Blumen überreichte Bürgermeister Horst Hartmann an Einrichtungsleiterin Susanne Bauer als Entschädigung für manche Unannehmlichkeiten während der Bauzeit. Foto: Kugler
Blumen überreichte Bürgermeister Horst Hartmann an Einrichtungsleiterin Susanne Bauer als Entschädigung für manche Unannehmlichkeiten während der Bauzeit. Foto: Kugler

Er segnete alle Räume, und hatte dabei stets auch einen Spaß für die Kinder auf Lager. Die nach so vielen tapfer ertragenen Reden endlich ihre neuen Gruppenräume herzeigen durften. Zuvor sangen sie noch ein eigens umgetextetes Lied. Zur Melodie von „Marmor, Stein und Eisen bricht“ ertönte ein freudiges „Heute feiern wir ein Fest, wir verlassen das alte Nest, alles alles ist so schön, das könnt ihr jetzt sehn“ und sausten dann in ihre Zimmer. „Wir spielen am liebsten in der Küchenecke und mit Puppen“ erzählten Mia und Karina. „Ich mag Pferde und Barbies“ sagte Lisa. „Und mein Lieblingsbuch ist mit Feen und süßen Katzen. Und ein Wolkenhaus ist auch dabei.“

Eindrücke von der Einweihungsfeier:

Kindergartenparty mit Segen und Musik

Der neue Kindergarten kam aber nicht nur bei den kleinen Hauptakteuren gut an. Auch die Erwachsenen waren von den hellen großzügigen Räumen und der gemütlichen Wohlfühlatmosphäre beeindruckt. „Ein Traum“ sagte ein Besucher zur Leiterin Susanne Bauer, mehr kann man sich wohl nicht wünschen.

Seit ein paar Wochen ist der Neubau bereits bezogen.

Stadtrat Claus Hackelsperger war ebenfalls zufrieden. „Ich war öfter auf der Baustelle, und hab selber zwei Jungs hier“ sagte er. Sogar Alt-Landrat Dr. Hubert Faltermeier war da, in ganz neuer Funktion, nämlich als Opa. Auch seine beiden Enkelinnen sind in St. Elisabeth. „Ich hol sie manchmal ab“, sagte er stolz und freute sich mit seiner Familie.

Die kleine Sophia war bei den ganzen Ansprachen eingeschlafen und blickte etwas unsicher in die Runde. Aber Kinderpflegerin Barbara Graf hielt sie im Arm bis sie wieder fit war. Dann gab es im alten Kindergarten nebenan ein tolles Mittagessen und Kuchenbuffet, auch hier hatten wieder viele zusammengeholfen.

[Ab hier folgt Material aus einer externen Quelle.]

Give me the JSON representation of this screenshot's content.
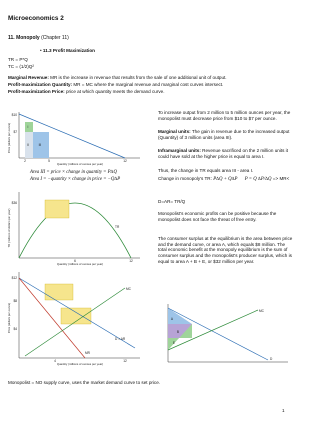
{
  "header": {
    "title": "Microeconomics 2",
    "section": "11. Monopoly",
    "section_ref": "(Chapter 11)"
  },
  "subsection": "11.3 Profit Maximization",
  "formulas": [
    "TR = P*Q",
    "TC = (1/2)Q²"
  ],
  "definitions": [
    {
      "term": "Marginal Revenue:",
      "text": "MR is the increase in revenue that results from the sale of one additional unit of output."
    },
    {
      "term": "Profit-maximization Quantity:",
      "text": "MR = MC where the marginal revenue and marginal cost curves intersect."
    },
    {
      "term": "Profit-maximization Price:",
      "text": "price at which quantity meets the demand curve."
    }
  ],
  "right_column": {
    "intro": "To increase output from 2 million to 5 million ounces per year, the monopolist must decrease price from $10 to $7 per ounce.",
    "marginal": {
      "term": "Marginal units:",
      "text": "The gain in revenue due to the increased output (Quantity) of 3 million units (area III)."
    },
    "inframarginal": {
      "term": "Inframarginal units:",
      "text": "Revenue sacrificed on the 2 million units it could have sold at the higher price is equal to area I."
    },
    "thus": "Thus, the change in TR equals area III - area I.",
    "change": "Change in monopoly's TR:",
    "change_formula": "P∆Q + Q∆P",
    "mr_formula": "P = Q ∆P/∆Q",
    "mr_result": "=> MR<",
    "ar": "D=AR= TR/Q",
    "profits": "Monopolist's economic profits can be positive because the monopolist does not face the threat of free entry.",
    "surplus": "The consumer surplus at the equilibrium is the area between price and the demand curve, or area A, which equals $8 million. The total economic benefit at the monopoly equilibrium is the sum of consumer surplus and the monopolist's producer surplus, which is equal to area A + B + E, or $32 million per year."
  },
  "area_formulas": [
    "Area III = price × change in quantity = P∆Q",
    "Area I = −quantity × change in price = −Q∆P"
  ],
  "figures": [
    {
      "y_label": "Price (dollars per ounce)",
      "x_label": "Quantity (millions of ounces per year)",
      "ticks": [
        "$10",
        "$7",
        "2",
        "5",
        "12"
      ],
      "areas": [
        "I",
        "II",
        "III"
      ]
    },
    {
      "y_label": "TR (millions of dollars per year)",
      "x_label": "Quantity (millions of ounces per year)",
      "ticks": [
        "$36",
        "6",
        "12"
      ],
      "curve": "TR"
    },
    {
      "y_label": "Price (dollars per ounce)",
      "x_label": "Quantity (millions of ounces per year)",
      "ticks": [
        "$12",
        "$8",
        "$4",
        "4",
        "12"
      ],
      "curves": [
        "MC",
        "MR",
        "D = AR"
      ]
    },
    {
      "areas": [
        "A",
        "B",
        "E"
      ],
      "curves": [
        "MC",
        "D"
      ]
    }
  ],
  "footer_note": "Monopolist = NO supply curve, uses the market demand curve to set price.",
  "page_number": "1"
}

Altes Gebäude weiter genutzt

Auch das alte Gebäude wird weiterhin gebraucht. Hier ziehen demnächst die Kinder von der Tagesstätte in der Weltenburger Straße ein, da das Jugendheim dort saniert wird. Es tummeln sich also bald mehr als 150 Kinder im alten und im neuen Kindergarten.

Überraschungsgast Donikkl brachte die Bude zum Toben.
Überraschungsgast Donikkl brachte die Bude zum Toben.

Gut gestärkt stürzten sich die Kleinen dann in die finale Party, denn als Überraschungsgast schaute niemand anders als der Donikkl samt Band vorbei. Und der sang und spielte mit den Kindern und Erwachsenen dass die neue Turnhalle wackelte.